AZCouture Posted 22 Apr 2014 , 3:37am
post #23 of 27

AExactly, it's a waste of time. Because of my gigantimous fan count on my Facebook page (and don't for one second interpret that as bragging, don't get me started on the utter BS that comes with that many fans, I'd prefer to go back to my unnoticed ten thousand or so), I get multiple time wasting messages a day. Everything from people requesting cakes from other continents, to "plzzzz like my page", to spamming, to winks and flirting (?!?!), to questions about pricing, to you name it. Waste. Of. Time.Arrggh! Sorry...went off topic there. :D

Yes, it's rude, it's irresponsible, and it's lazy.

NoahP Posted 22 Apr 2014 , 4:30am
post #24 of 27

My wife and I welcome competition.  That is, real competition that can hold a candle to our quality of taste and decoration.  The biggest problem we face if people that aren't licensed and have their health department permits.  We've spent sizable sums to be 'legal'.  I'll even send folks to our 'real' competition for dates which we have booked up.  However, I'll also report folks to the Health Department that aren't willing to go through the right process.  It's not cheap, but, it's the law.  Everyone should play by the same rules.  If they're playing underhand with you, then I see no reason to 'play fair' with them.  They're the one's that are trying to be deceitful, not you.

pookashnoo Posted 22 Apr 2014 , 5:40am
post #25 of 27

Quote:

Originally Posted by howsweet 

This thread is about some piece of work too lazy to quote out her own cakes. Please, let's not confuse it with appropriate checking of market prices. Any competitor with any sense at all would rather quote out a few cakes to help you get a feel for pricing than have you undercharging. . Be concise, give them all the info they need to quickly quote out a cake.
Do you want to know what is slimy? Not doing your due diligence to learn what to charge and not having the backbone to charge it.
Being in business is not about be polite and sweet. There is nothing underhanded about making inquiries in order to correctly price your product.

Thanks Howsweet. This was exactly the point I was trying to make but my way with words wasn't as good as yours. Sorry, I should have been more clear in my response.
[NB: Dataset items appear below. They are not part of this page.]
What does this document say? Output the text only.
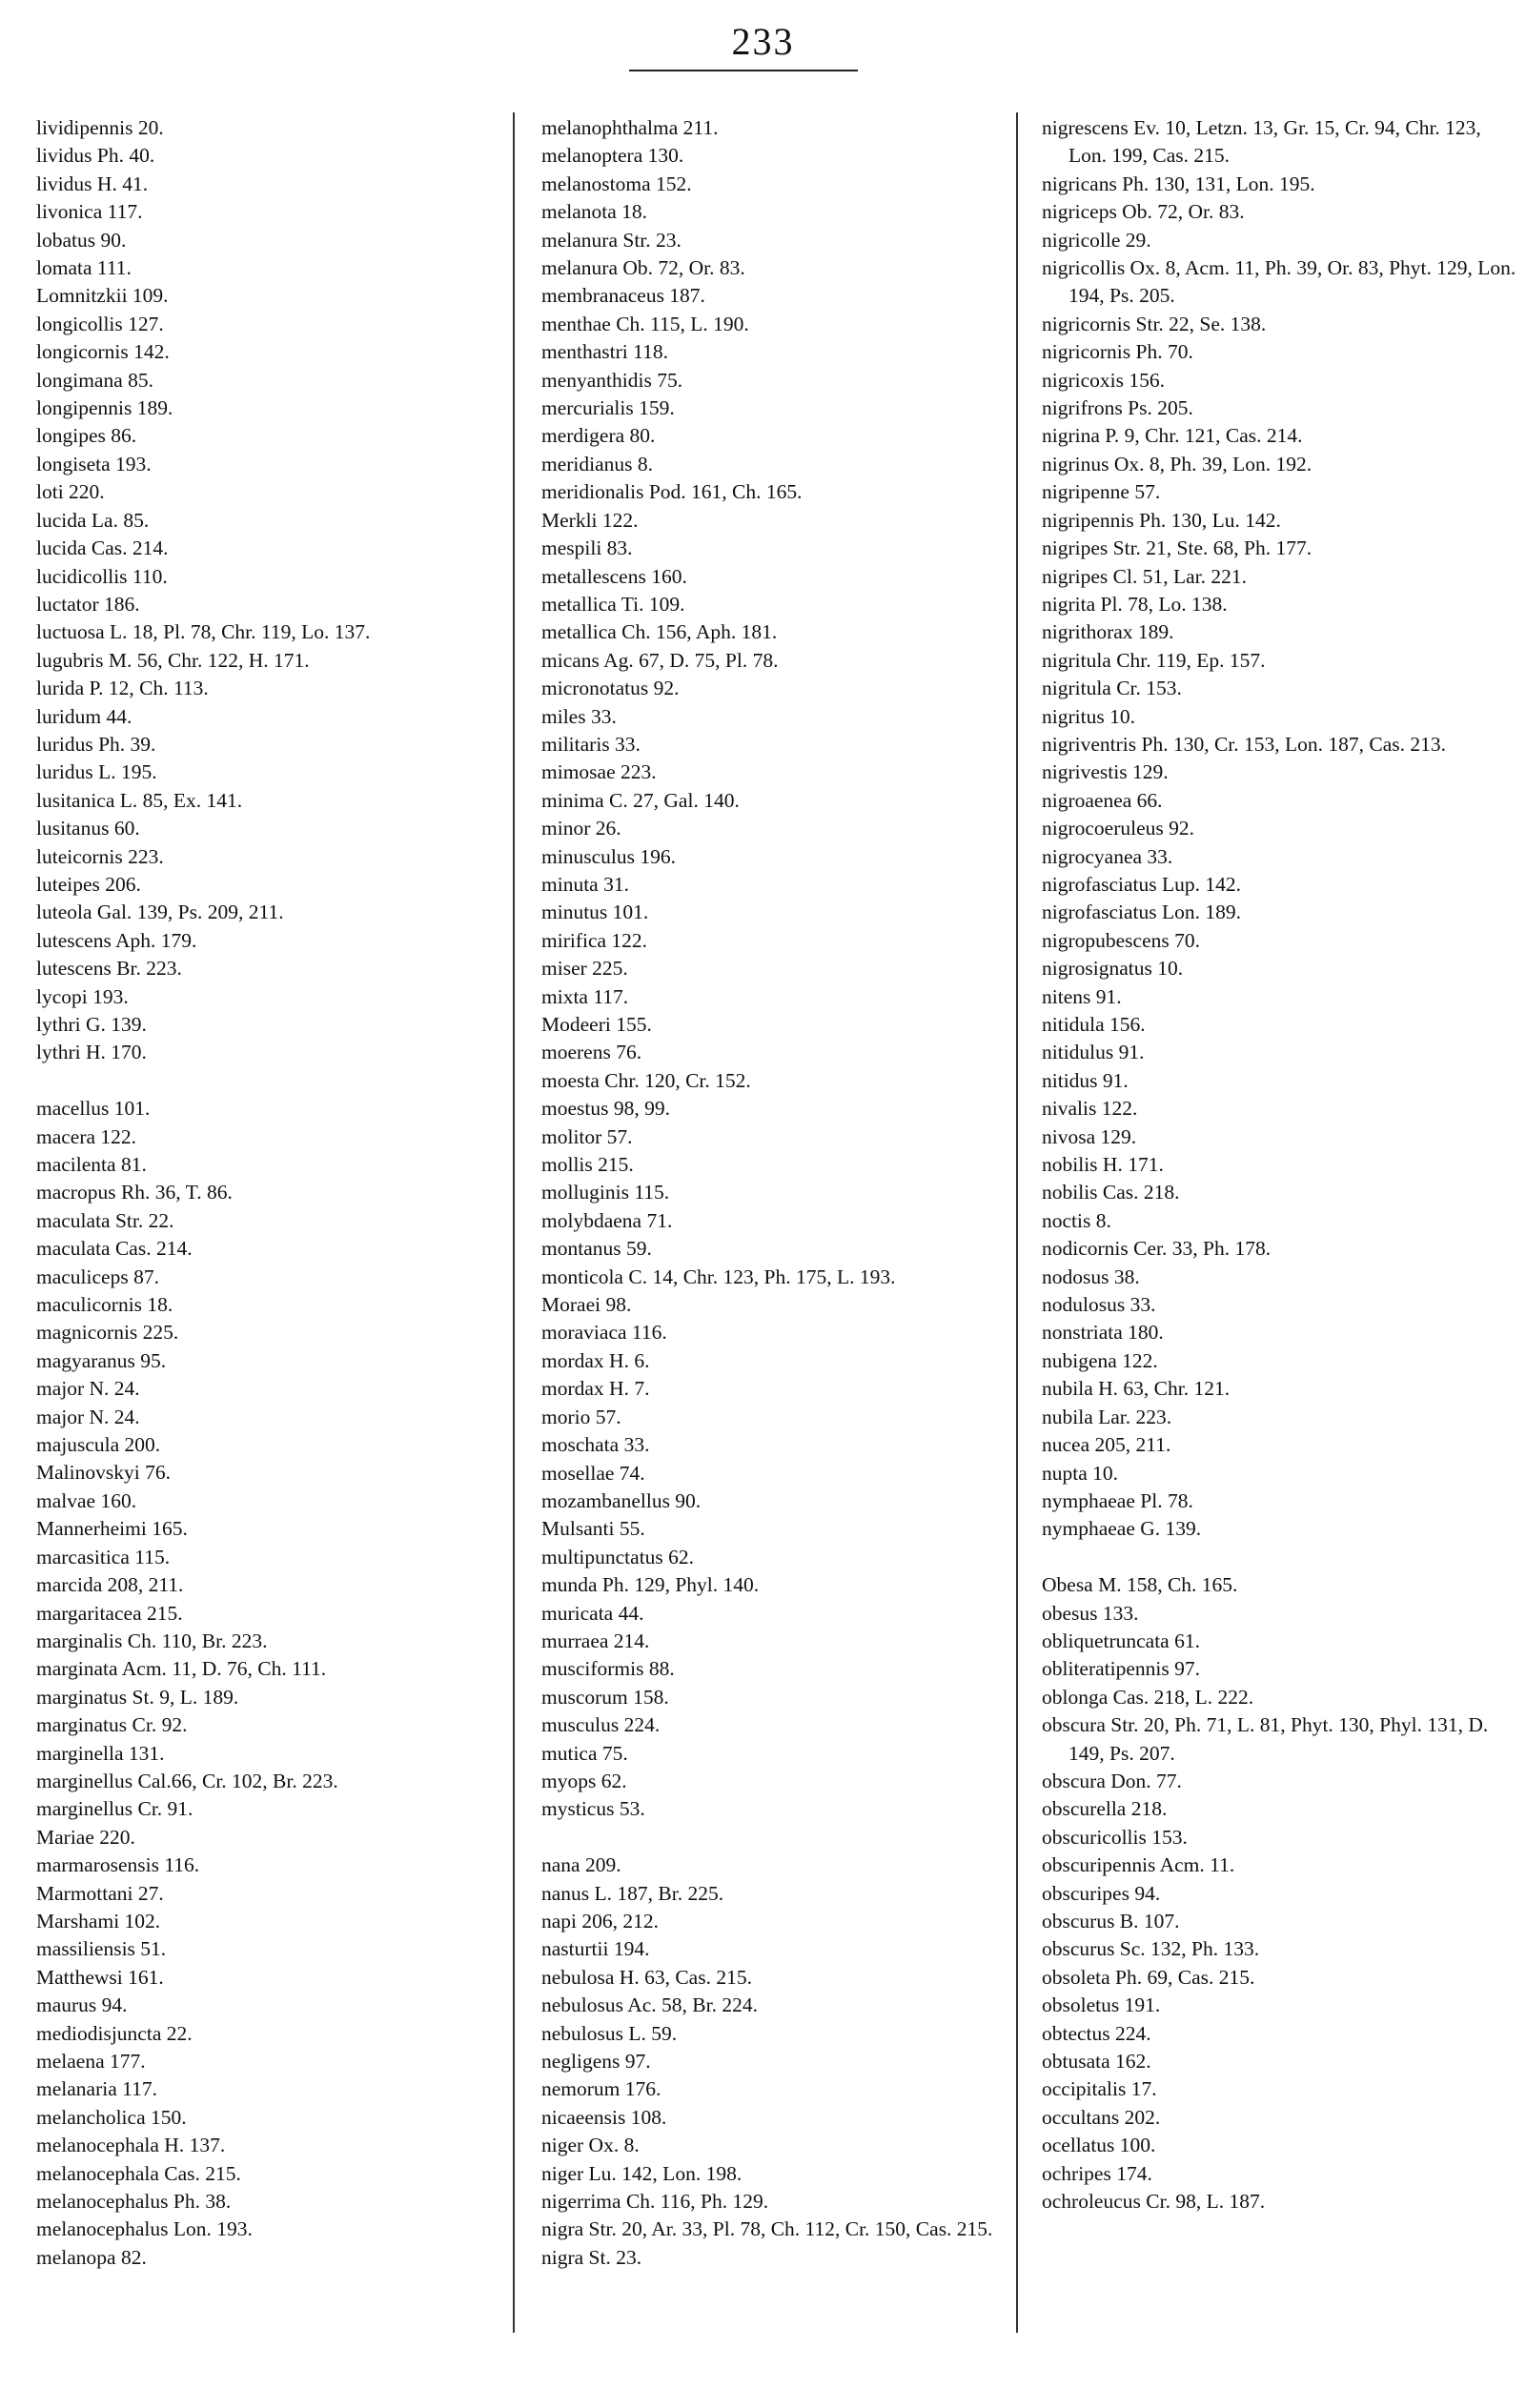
233
lividipennis 20.
lividus Ph. 40.
lividus H. 41.
livonica 117.
lobatus 90.
lomata 111.
Lomnitzkii 109.
longicollis 127.
longicornis 142.
longimana 85.
longipennis 189.
longipes 86.
longiseta 193.
loti 220.
lucida La. 85.
lucida Cas. 214.
lucidicollis 110.
luctator 186.
luctuosa L. 18, Pl. 78, Chr. 119, Lo. 137.
lugubris M. 56, Chr. 122, H. 171.
lurida P. 12, Ch. 113.
luridum 44.
luridus Ph. 39.
luridus L. 195.
lusitanica L. 85, Ex. 141.
lusitanus 60.
luteicornis 223.
luteipes 206.
luteola Gal. 139, Ps. 209, 211.
lutescens Aph. 179.
lutescens Br. 223.
lycopi 193.
lythri G. 139.
lythri H. 170.
macellus 101.
macera 122.
macilenta 81.
macropus Rh. 36, T. 86.
maculata Str. 22.
maculata Cas. 214.
maculiceps 87.
maculicornis 18.
magnicornis 225.
magyaranus 95.
major N. 24.
major N. 24.
majuscula 200.
Malinovskyi 76.
malvae 160.
Mannerheimi 165.
marcasitica 115.
marcida 208, 211.
margaritacea 215.
marginalis Ch. 110, Br. 223.
marginata Acm. 11, D. 76, Ch. 111.
marginatus St. 9, L. 189.
marginatus Cr. 92.
marginella 131.
marginellus Cal.66, Cr. 102, Br. 223.
marginellus Cr. 91.
Mariae 220.
marmarosensis 116.
Marmottani 27.
Marshami 102.
massiliensis 51.
Matthewsi 161.
maurus 94.
mediodisjuncta 22.
melaena 177.
melanaria 117.
melancholica 150.
melanocephala H. 137.
melanocephala Cas. 215.
melanocephalus Ph. 38.
melanocephalus Lon. 193.
melanopa 82.
melanophthalma 211.
melanoptera 130.
melanostoma 152.
melanota 18.
melanura Str. 23.
melanura Ob. 72, Or. 83.
membranaceus 187.
menthae Ch. 115, L. 190.
menthastri 118.
menyanthidis 75.
mercurialis 159.
merdigera 80.
meridianus 8.
meridionalis Pod. 161, Ch. 165.
Merkli 122.
mespili 83.
metallescens 160.
metallica Ti. 109.
metallica Ch. 156, Aph. 181.
micans Ag. 67, D. 75, Pl. 78.
micronotatus 92.
miles 33.
militaris 33.
mimosae 223.
minima C. 27, Gal. 140.
minor 26.
minusculus 196.
minuta 31.
minutus 101.
mirifica 122.
miser 225.
mixta 117.
Modeeri 155.
moerens 76.
moesta Chr. 120, Cr. 152.
moestus 98, 99.
molitor 57.
mollis 215.
molluginis 115.
molybdaena 71.
montanus 59.
monticola C. 14, Chr. 123, Ph. 175, L. 193.
Moraei 98.
moraviaca 116.
mordax H. 6.
mordax H. 7.
morio 57.
moschata 33.
mosellae 74.
mozambanellus 90.
Mulsanti 55.
multipunctatus 62.
munda Ph. 129, Phyl. 140.
muricata 44.
murraea 214.
musciformis 88.
muscorum 158.
musculus 224.
mutica 75.
myops 62.
mysticus 53.
nana 209.
nanus L. 187, Br. 225.
napi 206, 212.
nasturtii 194.
nebulosa H. 63, Cas. 215.
nebulosus Ac. 58, Br. 224.
nebulosus L. 59.
negligens 97.
nemorum 176.
nicaeensis 108.
niger Ox. 8.
niger Lu. 142, Lon. 198.
nigerrima Ch. 116, Ph. 129.
nigra Str. 20, Ar. 33, Pl. 78, Ch. 112, Cr. 150, Cas. 215.
nigra St. 23.
nigrescens Ev. 10, Letzn. 13, Gr. 15, Cr. 94, Chr. 123, Lon. 199, Cas. 215.
nigricans Ph. 130, 131, Lon. 195.
nigriceps Ob. 72, Or. 83.
nigricolle 29.
nigricollis Ox. 8, Acm. 11, Ph. 39, Or. 83, Phyt. 129, Lon. 194, Ps. 205.
nigricornis Str. 22, Se. 138.
nigricornis Ph. 70.
nigricoxis 156.
nigrifrons Ps. 205.
nigrina P. 9, Chr. 121, Cas. 214.
nigrinus Ox. 8, Ph. 39, Lon. 192.
nigripenne 57.
nigripennis Ph. 130, Lu. 142.
nigripes Str. 21, Ste. 68, Ph. 177.
nigripes Cl. 51, Lar. 221.
nigrita Pl. 78, Lo. 138.
nigrithorax 189.
nigritula Chr. 119, Ep. 157.
nigritula Cr. 153.
nigritus 10.
nigriventris Ph. 130, Cr. 153, Lon. 187, Cas. 213.
nigrivestis 129.
nigroaenea 66.
nigrocoeruleus 92.
nigrocyanea 33.
nigrofasciatus Lup. 142.
nigrofasciatus Lon. 189.
nigropubescens 70.
nigrosignatus 10.
nitens 91.
nitidula 156.
nitidulus 91.
nitidus 91.
nivalis 122.
nivosa 129.
nobilis H. 171.
nobilis Cas. 218.
noctis 8.
nodicornis Cer. 33, Ph. 178.
nodosus 38.
nodulosus 33.
nonstriata 180.
nubigena 122.
nubila H. 63, Chr. 121.
nubila Lar. 223.
nucea 205, 211.
nupta 10.
nymphaeae Pl. 78.
nymphaeae G. 139.
Obesa M. 158, Ch. 165.
obesus 133.
obliquetruncata 61.
obliteratipennis 97.
oblonga Cas. 218, L. 222.
obscura Str. 20, Ph. 71, L. 81, Phyt. 130, Phyl. 131, D. 149, Ps. 207.
obscura Don. 77.
obscurella 218.
obscuricollis 153.
obscuripennis Acm. 11.
obscuripes 94.
obscurus B. 107.
obscurus Sc. 132, Ph. 133.
obsoleta Ph. 69, Cas. 215.
obsoletus 191.
obtectus 224.
obtusata 162.
occipitalis 17.
occultans 202.
ocellatus 100.
ochripes 174.
ochroleucus Cr. 98, L. 187.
costumeczar Posted 22 Apr 2014 , 10:26am
post #26 of 27

A

Original message sent by Gingerlocks

I agree with a lot of whats being said here. If she had called me up and just said "Hi! I'm (From such and such cakes), and I am just wondering about your pricing". I would have been much more open to that conversation. Every day on this site people are constantly asking about pricing and don't mind talking to her about how to properly price cakes, honestly. She's an unregistered home business and I would have talked to her about that and how to get everything legitimate. Yes, it is business but I'm confident enough in my own work to know that she isn't really my competition; she's a cheep cake lady, who probably doesn't really understand the business end. I just don't like having my time wasted providing quotes that were never going to come to anything. 

If she's unregistered why don't you just turn her in? The health department would just come out and tell her to stop selling or get legal. That would take care of the issue of her being a sneaky wench, too.

Gingerlocks Posted 22 Apr 2014 , 1:50pm
post #27 of 27
Quote:
Originally Posted by costumeczar 


If she's unregistered why don't you just turn her in? The health department would just come out and tell her to stop selling or get legal. That would take care of the issue of her being a sneaky wench, too.

Honestly, I just don't want to get involved anymore in this "situation" with her. I absolutely know she is unlicensed but I have reported another place before, and basically it was a lot of hassle for me, and nothing came of it.